As Christians, it’s our job to go upstream and find the root cause of our overall planetary problem. Making sure that rivers don’t catch on fire isn’t enough. We need to make deep-seated changes. We need to love the earth and all its creatures the way that God does. We need to cherish it. Respect it. Treat it as our beloved kin. As the neighbor that Jesus commands us to love. Even the neighbor that is a little hard to love, like, say, the scorpion or the rattlesnake. The earth is the Lord’s, not ours. And so there’s not one thing on this earth that we can decide is expendable if God has not.
On Earth Day this Saturday, I encourage everyone to fundamentally rethink their relationship with the Earth. To see every rock, every plant, every creature from mammal to bird to insect, as just as special to God as we are. God created every little thing for a reason, whether that reason is fully known to us or not. If for one day we can try to see the natural world around us through God’s eyes, maybe that will begin a radical shift in the way we treat the earth. Take this Saturday to focus on this task. Go outside and experience the natural world. Visit a national park for free1. Attend an Earth Day event in your community or state park2. Begin a weekly practice in your church this Sunday of praying for the earth as part of your Sunday worship3. Because it’s not enough just to stop rivers from burning. We need to see rivers — and everything else on earth — the same way God does.

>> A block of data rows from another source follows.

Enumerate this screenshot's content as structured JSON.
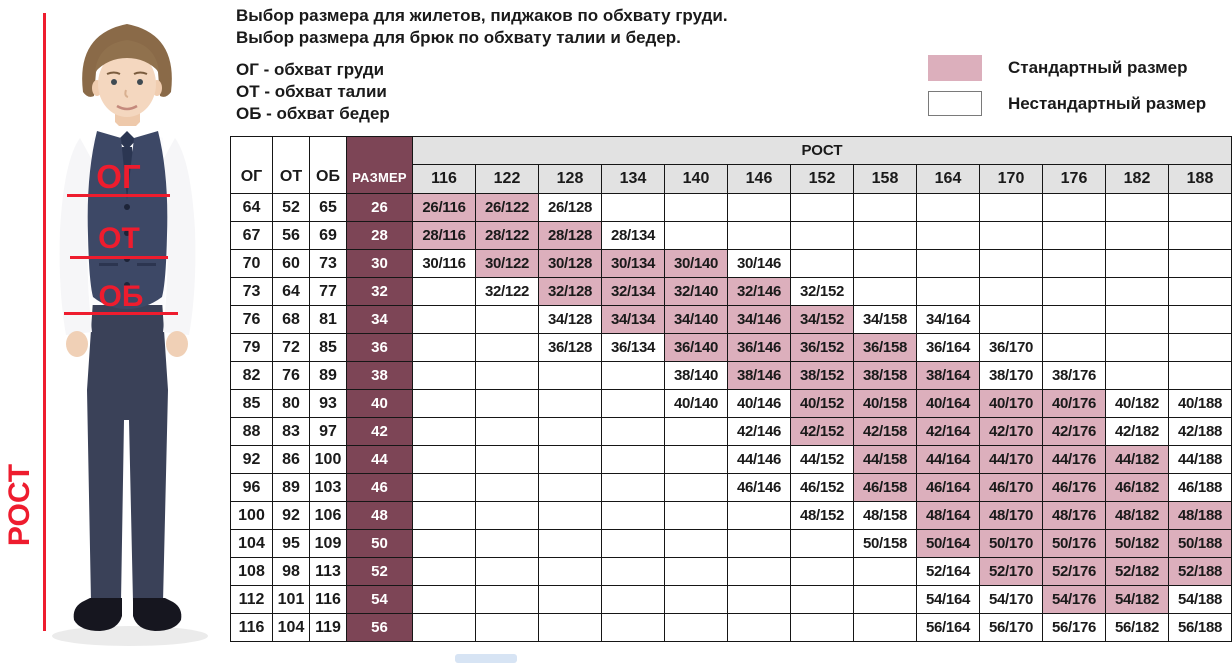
{
  "page": {
    "title_line1": "Выбор размера для жилетов, пиджаков по обхвату груди.",
    "title_line2": "Выбор размера для брюк по обхвату талии и бедер.",
    "definitions": [
      "ОГ - обхват груди",
      "ОТ - обхват талии",
      "ОБ - обхват бедер"
    ]
  },
  "legend": {
    "standard": "Стандартный размер",
    "nonstandard": "Нестандартный размер"
  },
  "figure": {
    "chest_label": "ОГ",
    "waist_label": "ОТ",
    "hips_label": "ОБ",
    "height_label": "РОСТ"
  },
  "colors": {
    "standard_cell": "#dcafbc",
    "size_column": "#7d4556",
    "header_gray": "#e2e2e2",
    "accent_red": "#ee1c2e",
    "border": "#161616"
  },
  "chart_data": {
    "type": "table",
    "columns": [
      "ОГ",
      "ОТ",
      "ОБ",
      "РАЗМЕР"
    ],
    "rost_header": "РОСТ",
    "rost_columns": [
      116,
      122,
      128,
      134,
      140,
      146,
      152,
      158,
      164,
      170,
      176,
      182,
      188
    ],
    "cell_kinds": {
      "S": "Стандартный размер",
      "N": "Нестандартный размер"
    },
    "rows": [
      {
        "og": 64,
        "ot": 52,
        "ob": 65,
        "size": 26,
        "cells": [
          [
            "26/116",
            "S"
          ],
          [
            "26/122",
            "S"
          ],
          [
            "26/128",
            "N"
          ],
          null,
          null,
          null,
          null,
          null,
          null,
          null,
          null,
          null,
          null
        ]
      },
      {
        "og": 67,
        "ot": 56,
        "ob": 69,
        "size": 28,
        "cells": [
          [
            "28/116",
            "S"
          ],
          [
            "28/122",
            "S"
          ],
          [
            "28/128",
            "S"
          ],
          [
            "28/134",
            "N"
          ],
          null,
          null,
          null,
          null,
          null,
          null,
          null,
          null,
          null
        ]
      },
      {
        "og": 70,
        "ot": 60,
        "ob": 73,
        "size": 30,
        "cells": [
          [
            "30/116",
            "N"
          ],
          [
            "30/122",
            "S"
          ],
          [
            "30/128",
            "S"
          ],
          [
            "30/134",
            "S"
          ],
          [
            "30/140",
            "S"
          ],
          [
            "30/146",
            "N"
          ],
          null,
          null,
          null,
          null,
          null,
          null,
          null
        ]
      },
      {
        "og": 73,
        "ot": 64,
        "ob": 77,
        "size": 32,
        "cells": [
          null,
          [
            "32/122",
            "N"
          ],
          [
            "32/128",
            "S"
          ],
          [
            "32/134",
            "S"
          ],
          [
            "32/140",
            "S"
          ],
          [
            "32/146",
            "S"
          ],
          [
            "32/152",
            "N"
          ],
          null,
          null,
          null,
          null,
          null,
          null
        ]
      },
      {
        "og": 76,
        "ot": 68,
        "ob": 81,
        "size": 34,
        "cells": [
          null,
          null,
          [
            "34/128",
            "N"
          ],
          [
            "34/134",
            "S"
          ],
          [
            "34/140",
            "S"
          ],
          [
            "34/146",
            "S"
          ],
          [
            "34/152",
            "S"
          ],
          [
            "34/158",
            "N"
          ],
          [
            "34/164",
            "N"
          ],
          null,
          null,
          null,
          null
        ]
      },
      {
        "og": 79,
        "ot": 72,
        "ob": 85,
        "size": 36,
        "cells": [
          null,
          null,
          [
            "36/128",
            "N"
          ],
          [
            "36/134",
            "N"
          ],
          [
            "36/140",
            "S"
          ],
          [
            "36/146",
            "S"
          ],
          [
            "36/152",
            "S"
          ],
          [
            "36/158",
            "S"
          ],
          [
            "36/164",
            "N"
          ],
          [
            "36/170",
            "N"
          ],
          null,
          null,
          null
        ]
      },
      {
        "og": 82,
        "ot": 76,
        "ob": 89,
        "size": 38,
        "cells": [
          null,
          null,
          null,
          null,
          [
            "38/140",
            "N"
          ],
          [
            "38/146",
            "S"
          ],
          [
            "38/152",
            "S"
          ],
          [
            "38/158",
            "S"
          ],
          [
            "38/164",
            "S"
          ],
          [
            "38/170",
            "N"
          ],
          [
            "38/176",
            "N"
          ],
          null,
          null
        ]
      },
      {
        "og": 85,
        "ot": 80,
        "ob": 93,
        "size": 40,
        "cells": [
          null,
          null,
          null,
          null,
          [
            "40/140",
            "N"
          ],
          [
            "40/146",
            "N"
          ],
          [
            "40/152",
            "S"
          ],
          [
            "40/158",
            "S"
          ],
          [
            "40/164",
            "S"
          ],
          [
            "40/170",
            "S"
          ],
          [
            "40/176",
            "S"
          ],
          [
            "40/182",
            "N"
          ],
          [
            "40/188",
            "N"
          ]
        ]
      },
      {
        "og": 88,
        "ot": 83,
        "ob": 97,
        "size": 42,
        "cells": [
          null,
          null,
          null,
          null,
          null,
          [
            "42/146",
            "N"
          ],
          [
            "42/152",
            "S"
          ],
          [
            "42/158",
            "S"
          ],
          [
            "42/164",
            "S"
          ],
          [
            "42/170",
            "S"
          ],
          [
            "42/176",
            "S"
          ],
          [
            "42/182",
            "N"
          ],
          [
            "42/188",
            "N"
          ]
        ]
      },
      {
        "og": 92,
        "ot": 86,
        "ob": 100,
        "size": 44,
        "cells": [
          null,
          null,
          null,
          null,
          null,
          [
            "44/146",
            "N"
          ],
          [
            "44/152",
            "N"
          ],
          [
            "44/158",
            "S"
          ],
          [
            "44/164",
            "S"
          ],
          [
            "44/170",
            "S"
          ],
          [
            "44/176",
            "S"
          ],
          [
            "44/182",
            "S"
          ],
          [
            "44/188",
            "N"
          ]
        ]
      },
      {
        "og": 96,
        "ot": 89,
        "ob": 103,
        "size": 46,
        "cells": [
          null,
          null,
          null,
          null,
          null,
          [
            "46/146",
            "N"
          ],
          [
            "46/152",
            "N"
          ],
          [
            "46/158",
            "S"
          ],
          [
            "46/164",
            "S"
          ],
          [
            "46/170",
            "S"
          ],
          [
            "46/176",
            "S"
          ],
          [
            "46/182",
            "S"
          ],
          [
            "46/188",
            "N"
          ]
        ]
      },
      {
        "og": 100,
        "ot": 92,
        "ob": 106,
        "size": 48,
        "cells": [
          null,
          null,
          null,
          null,
          null,
          null,
          [
            "48/152",
            "N"
          ],
          [
            "48/158",
            "N"
          ],
          [
            "48/164",
            "S"
          ],
          [
            "48/170",
            "S"
          ],
          [
            "48/176",
            "S"
          ],
          [
            "48/182",
            "S"
          ],
          [
            "48/188",
            "S"
          ]
        ]
      },
      {
        "og": 104,
        "ot": 95,
        "ob": 109,
        "size": 50,
        "cells": [
          null,
          null,
          null,
          null,
          null,
          null,
          null,
          [
            "50/158",
            "N"
          ],
          [
            "50/164",
            "S"
          ],
          [
            "50/170",
            "S"
          ],
          [
            "50/176",
            "S"
          ],
          [
            "50/182",
            "S"
          ],
          [
            "50/188",
            "S"
          ]
        ]
      },
      {
        "og": 108,
        "ot": 98,
        "ob": 113,
        "size": 52,
        "cells": [
          null,
          null,
          null,
          null,
          null,
          null,
          null,
          null,
          [
            "52/164",
            "N"
          ],
          [
            "52/170",
            "S"
          ],
          [
            "52/176",
            "S"
          ],
          [
            "52/182",
            "S"
          ],
          [
            "52/188",
            "S"
          ]
        ]
      },
      {
        "og": 112,
        "ot": 101,
        "ob": 116,
        "size": 54,
        "cells": [
          null,
          null,
          null,
          null,
          null,
          null,
          null,
          null,
          [
            "54/164",
            "N"
          ],
          [
            "54/170",
            "N"
          ],
          [
            "54/176",
            "S"
          ],
          [
            "54/182",
            "S"
          ],
          [
            "54/188",
            "N"
          ]
        ]
      },
      {
        "og": 116,
        "ot": 104,
        "ob": 119,
        "size": 56,
        "cells": [
          null,
          null,
          null,
          null,
          null,
          null,
          null,
          null,
          [
            "56/164",
            "N"
          ],
          [
            "56/170",
            "N"
          ],
          [
            "56/176",
            "N"
          ],
          [
            "56/182",
            "N"
          ],
          [
            "56/188",
            "N"
          ]
        ]
      }
    ]
  }
}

1 For more information, see the Bishop’s E-pistle for March 29, 2023.
2 See a partial listing of Earth Day events in the Bishop’s E-pistle for April 19, 2023.
3 See Resolution 2022-1 “Prayers for God’s Creation” passed at Diocesan Convention last year (https://azdiocese.org/wp-content/uploads/2023/01/2022-01-Prayers-for-Creation.docx.pdf) and talk to your rector, vicar, or priest-in-charge about incorporating these prayers into your weekly worship.
The Rev. Canon Pam Hyde is the Canon for Creation Care for the Episcopal Diocese of Arizona.
One comment on “Learning to See the Earth Through God’s Eyes”
A really important message Rev. Hyde. Sharing your early childhood memories of the catastrophic state of nature in you home state is instructive. That was a time of awakening of how much damage we had done to our planet’s natural systems and that changes were needed. I will take your suggestions to heart and look at nature through God’s eyes. We only have this one planet!